Some of the journalists who came on safari were genuinely into the kind of new social space they found there, and tried to report on it accurately and discover its significance. Others -- those who came to write their first-person "An Innocent Abroad" tales -- were ultimately deemed carpetbaggers. Increasingly, scouring the press for mentions of the WELL became an exercise in deconstruction of criticism.
The WELL was, as a collective, pretty cocky. A "rich guy" bought it and imagined variously a WELL with a million users, or a thousand little cell WELLs. Mind you, the WELL was then a group of about 10,000 people with only about half really logging on, and only a couple hundred doing most of the talking.

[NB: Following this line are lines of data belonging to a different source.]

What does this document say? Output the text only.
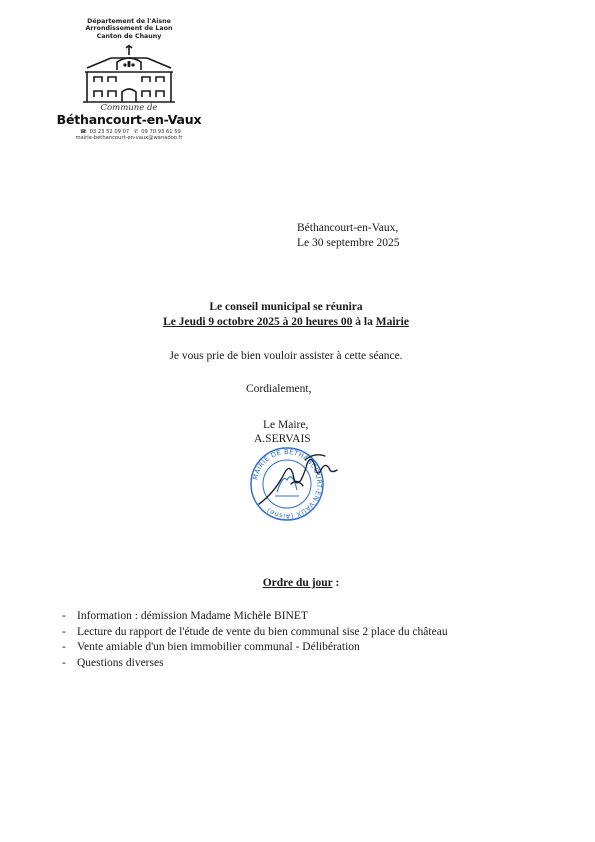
Département de l'Aisne
Arrondissement de Laon
Canton de Chauny
Commune de
Béthancourt-en-Vaux
☎ 03 23 52 09 07 ✆ 09 70 93 61 59
mairie-bethancourt-en-vaux@wanadoo.fr
Béthancourt-en-Vaux,
Le 30 septembre 2025
Le conseil municipal se réunira
Le Jeudi 9 octobre 2025 à 20 heures 00 à la Mairie
Je vous prie de bien vouloir assister à cette séance.
Cordialement,
Le Maire,
A.SERVAIS
MAIRIE DE BÉTHANCOURT-EN-VAUX (Aisne)
Ordre du jour :
- Information : démission Madame Michèle BINET
- Lecture du rapport de l'étude de vente du bien communal sise 2 place du château
- Vente amiable d'un bien immobilier communal - Délibération
- Questions diverses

The "rich guy" was eventually run out of town on a virtual rail for failing to understand what his changes would mean to the social fabric. He thought the WELL community should be flattered that he thought so highly of what he believed it represented for the world's social evolution. He thought the community should love the idea of scaling it up by several orders of magnitude. He thought wrong.
Today there are fewer than 6,400 WELL users. Of those, fewer than 2,300 have visited in the last month, and less than 1,500 in the last week. In Internet numbers that would be ... um, none.
The WELL has a media conference. Conferences consist of topics, and topics consist of responses. A topic is good for about 2,000 responses. If a topic gets full, it gets closed, saved for future reading and a new one is opened in which the discussion may continue.
The topic "Media Mentions About the WELL" had to be cycled three times in 1995. The last incarnation was opened in February 1996, and 5 1/2 years later is only three quarters of the way toward full. And since it hasn't received a single new response posted in the last 20 months, it looks like it will last a while. It might outlast the WELL. This data set suggests a fairly dramatic bell curve.
There had long been a tension on the WELL between those who knew a sound business model came down to growth or death, and those who knew that the WELL's workable social model was that of an intimate intellectual and recreational salon.
The critics of the anti-growth Luddites warned that the WELL would become the Colonial Williamsburg of cyberspace. That analogy suggests not only a place stuck in time where archaic tasks are performed with archaic tools, but also that these things are done for the amusement of hordes of visitors.
There will be no hordes of visitors.
Nobody much cares for the arcania to be found there. A better analogy would be the Renaissance Festival of cyberspace or even the Civil War re-enactment of cyberspace. WELL users will tolerate an audience for their recreation but don't require one to enjoy donning traditional garb and engaging in ritualistic activity. Lurkers are merrily bilked for a cover charge because it keeps the gates open. But unlike Colonial Williamsburg -- and just like Ren Fests and ante-bellum battlefields -- the colorful characters are there for their own amusement.
I hear from people on the WELL that they still feel a well.com e-mail address carries prestige. I don't know enough to say with certainty that within 50 miles of San Francisco it may still yet, but I don't see this prestige any longer. At a time when only a million Americans had ever heard of the Internet, half of them had heard of the WELL, and many held it in awe or were threatened or intimidated by it. Nowadays, to no significant percentage has anyone heard of the place.
When the "rich guy" got tired of derision, he unloaded the WELL. With its hip cache still worth something, it wound up the property of that coolest of Web-based publications, Salon.com.
As Salon itself struggles through the dot.com shakeout, the future of the WELL is uncertain. Some people on the WELL believe that if and when Salon goes under (last week its stock was unlisted due to falling value), the conferencing system will be a salable asset that will find a new owner and continue. I'm less sanguine about the commercial future of the WELL. But I am confident that the means will be found for this resilient community to continue to thrive and provide value for its core membership.
During the "rich guy" scare, members of the community built a lifeboat. A parallel conferencing system called the River (www.river.org) was created. Years later it remains at the ready. It may be time to check the condition of the hull and fittings.